If anything on your body needs to be iced after cleaning house, then housework, must be exercise.
Interestingly enough, for as much as I dislike various house chores (not all, but many) if spending two hours cleaning house "counts" as exercise, well then, I feel better about doing it. Inspired even. Sure, I'd rather take a cycling class or go outdoors for a run, but we know that's not always in the cards. Because I am one to procrastinate with cleaning duties, I can easily find something else to do (isn't that what blogging is for?), but now that I've allowed housework to fall into the exercise column... hmmm... I can get worked up over that, so to speak.
Here's the thing, though, housework hasn't always counted as exercise and it may not always get labeled as such. I think it depends on goals. If I'm training for a triathlon or marathon, pretty much all of the exercise I do must support my goal. Housework wouldn't exactly qualify then. But right now, my goal is to exercise five times a week. No small feat, either, as we all know. So for now the doors are flung wide with exercise options.
A few months ago our family had an idyllic outing: my husband and I set out on a walk after dinner, taking turns holding the dog leash, while our girls rode their bikes. It was idyllic because usually we don't eat dinner until 7:30 and have time for nothing else but speeding our way through a bedtime routine. So we walked about two miles, at a decent clip because our girls don't slow down for nobody and when we returned home, I asked my husband, "did this count as a workout for you?" This wasn't fair of me to ask. There was only one answer I wanted to hear. For me, the walk was my workout that day. It was like asking "how do I look" in an outfit I already planned to wear. (By the way, if you haven't already figured this out, always ask open ended questions of your spouse. If you ask a yes/no question, e.g. "does my butt look big," you'll not be satisfied with the pat no, short yes, or worse, uneasy silence that follows.)

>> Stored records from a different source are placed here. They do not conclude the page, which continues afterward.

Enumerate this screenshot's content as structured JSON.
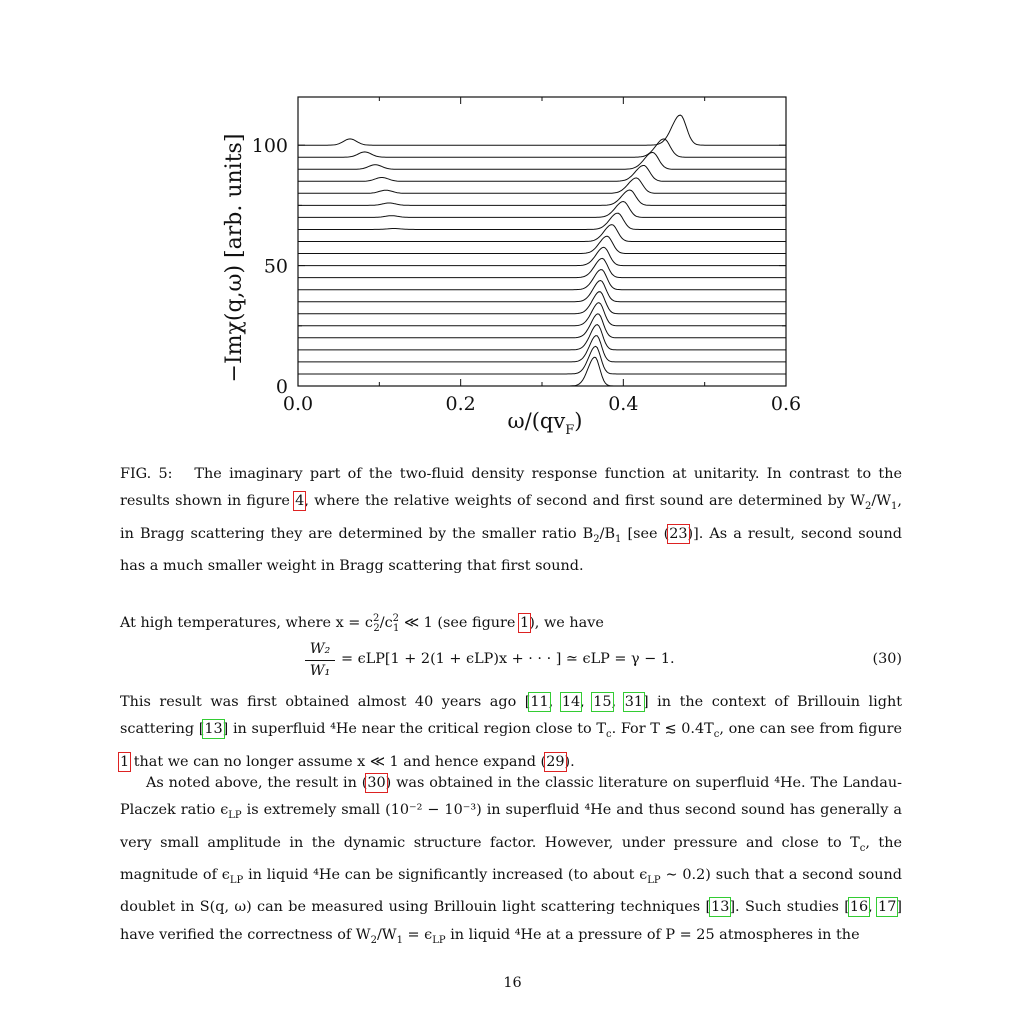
{
  "chart_data": {
    "type": "line",
    "xlabel": "ω/(qv",
    "xlabel_sub": "F",
    "xlabel_close": ")",
    "ylabel": "−Imχ(q,ω) [arb. units]",
    "xlim": [
      0.0,
      0.6
    ],
    "ylim": [
      0,
      120
    ],
    "x_ticks": [
      "0.0",
      "0.2",
      "0.4",
      "0.6"
    ],
    "y_ticks": [
      "0",
      "50",
      "100"
    ],
    "grid": false,
    "curve_count": 21,
    "curve_offset_step": 5,
    "first_sound_peaks": [
      0.365,
      0.366,
      0.367,
      0.368,
      0.369,
      0.37,
      0.371,
      0.372,
      0.373,
      0.374,
      0.376,
      0.38,
      0.386,
      0.393,
      0.4,
      0.408,
      0.416,
      0.425,
      0.436,
      0.45,
      0.47
    ],
    "first_sound_heights": [
      12,
      11.5,
      11,
      10.5,
      10,
      9.6,
      9.2,
      8.8,
      8.4,
      8.0,
      7.6,
      7.2,
      7.0,
      6.8,
      6.6,
      6.4,
      6.4,
      6.6,
      7.0,
      7.6,
      12.5
    ],
    "second_sound_peaks": [
      null,
      null,
      null,
      null,
      null,
      null,
      null,
      null,
      null,
      null,
      null,
      null,
      null,
      0.118,
      0.115,
      0.112,
      0.108,
      0.103,
      0.095,
      0.082,
      0.064
    ],
    "second_sound_heights": [
      0,
      0,
      0,
      0,
      0,
      0,
      0,
      0,
      0,
      0,
      0,
      0,
      0,
      0.4,
      0.7,
      1.0,
      1.3,
      1.6,
      1.9,
      2.2,
      2.6
    ]
  },
  "caption": {
    "label": "FIG. 5:",
    "t1": "The imaginary part of the two-fluid density response function at unitarity. In contrast to the results shown in figure",
    "ref1": "4",
    "t2": ", where the relative weights of second and first sound are determined by W",
    "t3": ", in Bragg scattering they are determined by the smaller ratio B",
    "t4": "[see (",
    "ref2": "23",
    "t5": ")]. As a result, second sound has a much smaller weight in Bragg scattering that first sound."
  },
  "para1": {
    "t1": "At high temperatures, where x = c",
    "t2": " ≪ 1 (see figure ",
    "ref1": "1",
    "t3": "), we have"
  },
  "equation": {
    "num": "W₂",
    "den": "W₁",
    "body": "= ϵLP[1 + 2(1 + ϵLP)x + · · · ] ≃ ϵLP = γ − 1.",
    "number": "(30)"
  },
  "para2": {
    "t1": "This result was first obtained almost 40 years ago [",
    "r1": "11",
    "r2": "14",
    "r3": "15",
    "r4": "31",
    "t2": "] in the context of Brillouin light scattering [",
    "r5": "13",
    "t3": "] in superfluid ⁴He near the critical region close to T",
    "t4": ". For T ≲ 0.4T",
    "t5": ", one can see from figure ",
    "r6": "1",
    "t6": " that we can no longer assume x ≪ 1 and hence expand (",
    "r7": "29",
    "t7": ")."
  },
  "para3": {
    "t1": "As noted above, the result in (",
    "r1": "30",
    "t2": ") was obtained in the classic literature on superfluid ⁴He. The Landau-Placzek ratio ϵ",
    "t3": " is extremely small (10⁻² − 10⁻³) in superfluid ⁴He and thus second sound has generally a very small amplitude in the dynamic structure factor. However, under pressure and close to T",
    "t4": ", the magnitude of ϵ",
    "t5": " in liquid ⁴He can be significantly increased (to about ϵ",
    "t6": " ∼ 0.2) such that a second sound doublet in S(q, ω) can be measured using Brillouin light scattering techniques [",
    "r2": "13",
    "t7": "]. Such studies [",
    "r3": "16",
    "r4": "17",
    "t8": "] have verified the correctness of W",
    "t9": " = ϵ",
    "t10": " in liquid ⁴He at a pressure of P = 25 atmospheres in the"
  },
  "page_number": "16"
}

His answer? No. At first I felt a little wounded. Our little walk wasn't good enough? Then annoyed. Why couldn't he just lie and say yes and save me from myself? Then frustrated. What--now was I supposed to go do something more challenging? And then, at last acceptance: Oh, right. He's training for a half ironman and I'm not. Reality is not always within my immediate grasp, but I can usually find it fairly fast.
So, these days short walks count. So does housework. I need to take all three girls to the grocery store later today. Jury is still out on that one.